This Week In My Classes: March Madness and #IWD

I can’t believe Reading Week is already two weeks ago — but that’s what it’s always like when we come back. I don’t like to say that it’s all downhill from there, but it does always seem as if the term accelerates, even as the work accumulates. And there are just so many moving parts! All the routine business of class meetings continues, including doing the readings, preparing lecture notes or handouts or worksheets or slides, keeping attendance records, and just plain showing up and going through the whole song and dance number — which is the most fun part, but also the most tiring part. From now until after exams, there’s also a constant flow of assignments in and out, and that means getting topics and instructions up in plenty of time; there are tests to prepare — which has to be done earlier than it used to so copies can be dropped off for students with accommodations — and then to mark; there are forms for this and emails about that.

You’d think I’d be used to this, after almost 22 years, and really, I am. Academic work is very cyclical, and this is just, always, a particularly intense part of the cycle. Then suddenly, before it seems possible, classes will be over and there will be “just” exams and papers left, and then everything quiets right down for the summer, when both the work and the pace are different. I’m hanging in there reasonably well in the meantime, though every so often I feel a bit panicked. Clearly, though, one thing that has fallen by the wayside is blogging, partly because I haven’t been getting much interesting reading done outside of class. (I am now happily started on Helen Simonson’s The Summer Before the War, though, so there’s hope!)

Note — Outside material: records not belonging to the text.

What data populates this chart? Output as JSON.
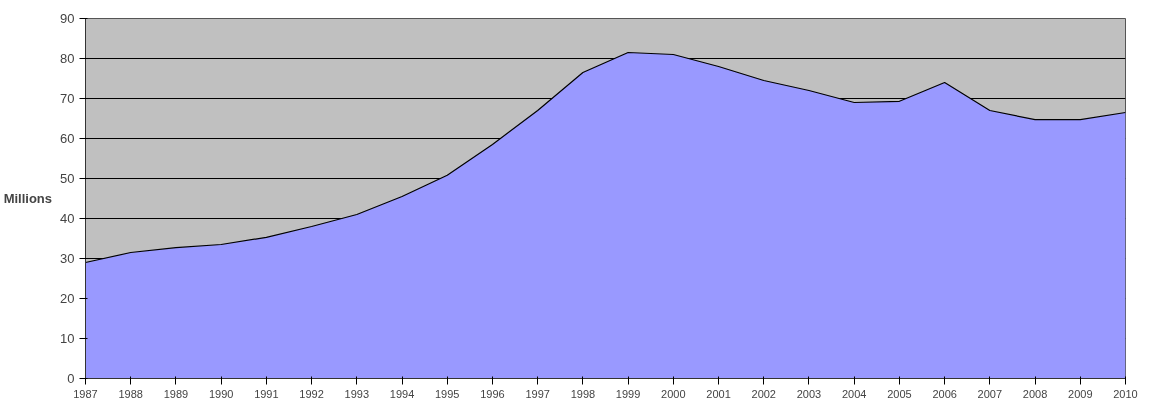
{
  "chart_data": {
    "type": "area",
    "ylabel": "Millions",
    "x": [
      1987,
      1988,
      1989,
      1990,
      1991,
      1992,
      1993,
      1994,
      1995,
      1996,
      1997,
      1998,
      1999,
      2000,
      2001,
      2002,
      2003,
      2004,
      2005,
      2006,
      2007,
      2008,
      2009,
      2010
    ],
    "series": [
      {
        "color": "#9999ff",
        "values": [
          29,
          31.5,
          32.7,
          33.5,
          35.3,
          38,
          41,
          45.5,
          50.8,
          58.5,
          67,
          76.5,
          81.5,
          81,
          78,
          74.5,
          72,
          69,
          69.3,
          74,
          67,
          64.7,
          64.7,
          66.5
        ]
      }
    ],
    "xlim": [
      1987,
      2010
    ],
    "ylim": [
      0,
      90
    ],
    "xticks": [
      1987,
      1988,
      1989,
      1990,
      1991,
      1992,
      1993,
      1994,
      1995,
      1996,
      1997,
      1998,
      1999,
      2000,
      2001,
      2002,
      2003,
      2004,
      2005,
      2006,
      2007,
      2008,
      2009,
      2010
    ],
    "yticks": [
      0,
      10,
      20,
      30,
      40,
      50,
      60,
      70,
      80,
      90
    ],
    "grid": "y"
  }
}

One nice thing is that the readings for both classes provided rich fodder for discussion recently. In Pulp Fiction we’ve just wrapped up our time on The Maltese Falcon. For our last session we talked mostly about Sam’s choice between love and justice at the end of the novel. “If they hang you, I’ll always remember you” is hardly a conventionally romantic declaration, but coming from Sam, it seems like a lot! What I find so interesting is that it seems at least possible that he really does love Brigid (though he doesn’t seem quite sure, and neither were we, overall), but it just doesn’t matter to him that much: he’s not even torn over it. We’re so used to stories (and songs, and greeting cards) in which all you need is love, but Sam believes other things matter more (“when a man’s partner dies, he’s supposed to do something about it”), and why not, really? I’m reminded of the scene in The West Wing when Leo’s wife complains that to him, his job (as White House Chief of Staff) is more important than his marriage. “Right now, it is,” he says, and in context that doesn’t seem unreasonable. Sam is a pretty objectionable guy in other ways, so I would never hold him up as exemplary, but it’s refreshing to have someone take the position that “maybe I love you, and maybe you love me” might not be what matters the most. Plus, what a neat segue that sets up for our unit on romance fiction, which starts very soon.

In 19th-Century Fiction, we’ve just finished Adam Bede. I don’t know why I was worried about how it would go over with the students: compared to The Mill on the Floss or Middlemarch, it has been really easy going! Though it does start slowly, it develops in quite a clear and dramatic way, with main characters who provide strong contrasts to each other in ways that are easy enough to see but still really interesting to examine. I haven’t had any trouble generating discussion, especially once we’d followed Hetty on her journeys in hope and despair and then through her trial, her confession to Dinah, and her [spoiler alert!] dramatic rescue. Though I think the novel has some weaknesses that show Eliot’s inexperience as a novelist (the wooden-headed Adam, for one, and, arguably, the heavy-handed — if delightful — Chapter 17, “In Which the Story Pauses A Little,” for another), it is still astonishingly good, full of wisdom and beauty and humor and pathos. One of the best moments of my whole week — really, of my whole term — was walking back to my office from class on Friday behind a stream of students who were still talking with great animation about Seth, whose happy generosity in the face of [spoiler!]  Adam and Dinah’s marriage does, as the students noted, strain credulity. (I know, I know. Nobody reading here cares about spoilers. But you’d be surprised: I remember a graduate seminar being extremely annoyed with their assigned Broadview edition of Adam Bede because its footnotes gave key plot points away in advance.)

On a different note, I actually wrote most of an entirely different post on Wednesday in honor of International Women’s Day. I wanted to pay tribute in some way to the many women who have made a positive difference in my life: the women in my family, my dear friends, the women I work with, the women writers whose books enrich my life in so many ways, the amazing women characters they envisioned who have also served as my inspirations and role models. In the end, though, I decided not to post it, not because I didn’t mean it, but because I couldn’t seem to write it in a way that didn’t sound like vacuous gushing. Maybe that would have been fine, I don’t know, but it seemed shallow to me, when my intentions were just the opposite. Instead, then, you got this rather dull housekeeping post! I really do want to thank and celebrate these wonderful people: I’m just going to find a different way to do so.